Moral of the story: go ahead and get that fancy refractometer, but don't ditch the hydrometer until you know how to use it.

+1

I really cannot believe some of the suggestions here....Once he stated he was using a refractometer, it was a no brainer. The OP just didn't know he needed to adjust his refraco reading due to presence of alcohol. Plain and simple. Has nothing to do with mash PH, temps, thermo or anything else.
 
I didn't mean to dismiss the refractometer issue, but just wanted to make sure the OP knows good pitching rate guidelines (since the last 2 batches used 1 smack pack per 5 gallons).
 
I didn't mean to dismiss the refractometer issue, but just wanted to make sure the OP knows good pitching rate guidelines (since the last 2 batches used 1 smack pack per 5 gallons).

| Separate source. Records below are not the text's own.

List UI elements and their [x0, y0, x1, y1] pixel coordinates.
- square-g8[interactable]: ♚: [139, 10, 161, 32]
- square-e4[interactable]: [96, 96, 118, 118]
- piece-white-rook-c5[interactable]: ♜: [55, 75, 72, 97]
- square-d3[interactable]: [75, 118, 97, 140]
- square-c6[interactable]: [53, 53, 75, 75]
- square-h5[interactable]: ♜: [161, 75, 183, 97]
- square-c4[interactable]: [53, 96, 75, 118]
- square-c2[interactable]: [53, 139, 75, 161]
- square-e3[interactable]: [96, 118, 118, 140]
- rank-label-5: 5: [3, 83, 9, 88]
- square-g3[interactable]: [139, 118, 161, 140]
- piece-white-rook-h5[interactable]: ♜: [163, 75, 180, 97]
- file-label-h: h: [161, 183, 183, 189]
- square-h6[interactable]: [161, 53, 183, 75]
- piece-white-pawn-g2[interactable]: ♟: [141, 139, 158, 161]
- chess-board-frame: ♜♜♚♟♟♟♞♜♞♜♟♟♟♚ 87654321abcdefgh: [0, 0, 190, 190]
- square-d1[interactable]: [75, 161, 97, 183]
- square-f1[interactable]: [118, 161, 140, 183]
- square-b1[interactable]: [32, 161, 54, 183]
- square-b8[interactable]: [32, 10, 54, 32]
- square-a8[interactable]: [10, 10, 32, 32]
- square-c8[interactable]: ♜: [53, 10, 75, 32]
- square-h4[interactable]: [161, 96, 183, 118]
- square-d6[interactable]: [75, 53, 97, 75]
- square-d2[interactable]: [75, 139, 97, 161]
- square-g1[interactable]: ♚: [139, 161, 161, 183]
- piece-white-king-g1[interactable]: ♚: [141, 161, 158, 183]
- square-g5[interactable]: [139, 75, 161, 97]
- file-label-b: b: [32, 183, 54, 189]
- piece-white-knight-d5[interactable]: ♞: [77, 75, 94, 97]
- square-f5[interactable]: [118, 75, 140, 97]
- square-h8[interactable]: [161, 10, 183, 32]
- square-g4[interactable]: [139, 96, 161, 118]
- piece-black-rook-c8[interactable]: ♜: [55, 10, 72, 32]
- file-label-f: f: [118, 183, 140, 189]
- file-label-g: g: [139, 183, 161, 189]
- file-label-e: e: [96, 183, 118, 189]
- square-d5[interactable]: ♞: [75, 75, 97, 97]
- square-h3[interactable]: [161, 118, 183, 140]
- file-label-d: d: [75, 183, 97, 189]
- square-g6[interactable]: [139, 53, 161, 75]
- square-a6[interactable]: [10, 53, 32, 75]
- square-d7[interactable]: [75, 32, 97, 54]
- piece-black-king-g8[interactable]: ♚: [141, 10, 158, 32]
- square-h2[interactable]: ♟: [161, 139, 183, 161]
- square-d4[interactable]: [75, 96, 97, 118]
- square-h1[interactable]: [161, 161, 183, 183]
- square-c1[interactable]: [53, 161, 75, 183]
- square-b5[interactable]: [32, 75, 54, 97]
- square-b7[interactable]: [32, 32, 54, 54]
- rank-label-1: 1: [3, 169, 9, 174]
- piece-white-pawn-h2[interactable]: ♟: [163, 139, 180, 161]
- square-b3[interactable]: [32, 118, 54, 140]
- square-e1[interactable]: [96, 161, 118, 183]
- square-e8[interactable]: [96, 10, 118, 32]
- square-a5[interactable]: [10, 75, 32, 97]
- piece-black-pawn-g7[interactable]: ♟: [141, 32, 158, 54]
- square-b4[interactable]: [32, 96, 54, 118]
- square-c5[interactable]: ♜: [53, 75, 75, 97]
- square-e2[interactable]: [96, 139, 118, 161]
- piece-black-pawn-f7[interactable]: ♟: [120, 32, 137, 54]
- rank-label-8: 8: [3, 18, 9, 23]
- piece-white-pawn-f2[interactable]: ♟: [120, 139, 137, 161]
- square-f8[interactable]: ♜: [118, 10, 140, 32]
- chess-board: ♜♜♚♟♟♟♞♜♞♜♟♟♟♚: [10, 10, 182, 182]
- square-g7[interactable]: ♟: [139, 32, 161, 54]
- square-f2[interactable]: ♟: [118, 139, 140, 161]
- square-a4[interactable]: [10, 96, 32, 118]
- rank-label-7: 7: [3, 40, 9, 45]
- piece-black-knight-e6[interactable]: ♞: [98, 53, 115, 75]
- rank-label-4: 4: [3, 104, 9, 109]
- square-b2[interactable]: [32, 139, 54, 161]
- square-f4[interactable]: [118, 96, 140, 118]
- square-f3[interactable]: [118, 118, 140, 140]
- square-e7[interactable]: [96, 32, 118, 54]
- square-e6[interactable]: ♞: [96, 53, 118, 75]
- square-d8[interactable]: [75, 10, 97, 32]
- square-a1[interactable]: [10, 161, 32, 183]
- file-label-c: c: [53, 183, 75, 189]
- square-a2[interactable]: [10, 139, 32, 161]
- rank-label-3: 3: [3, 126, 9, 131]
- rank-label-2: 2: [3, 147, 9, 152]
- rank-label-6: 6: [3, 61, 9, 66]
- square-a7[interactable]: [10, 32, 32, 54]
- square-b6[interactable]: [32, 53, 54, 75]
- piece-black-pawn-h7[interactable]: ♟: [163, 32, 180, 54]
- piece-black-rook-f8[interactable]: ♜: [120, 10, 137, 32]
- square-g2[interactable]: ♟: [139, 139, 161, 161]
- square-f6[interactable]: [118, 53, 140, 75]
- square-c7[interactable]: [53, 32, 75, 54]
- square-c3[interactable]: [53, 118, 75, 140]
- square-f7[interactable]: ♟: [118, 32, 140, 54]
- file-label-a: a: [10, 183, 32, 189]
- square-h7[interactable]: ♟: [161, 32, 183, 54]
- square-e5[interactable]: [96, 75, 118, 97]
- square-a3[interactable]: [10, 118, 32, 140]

And you're 100% correct. It is vital that you pitch enough healthy yeast to get the job done ;). Just seemed to me that the OP's problem was the refractometer here.
 
I see you are not doing starters? Or am I just not reading that? You have solid procedure, but I did not read where you made a starter.

Anyway, what is wrong with using S-04 for one of your English beers? I've never had any problems with my ESB's using S-04 as long as I kept them under 1.060. Plus u still need to use O2 and nutrients as u do.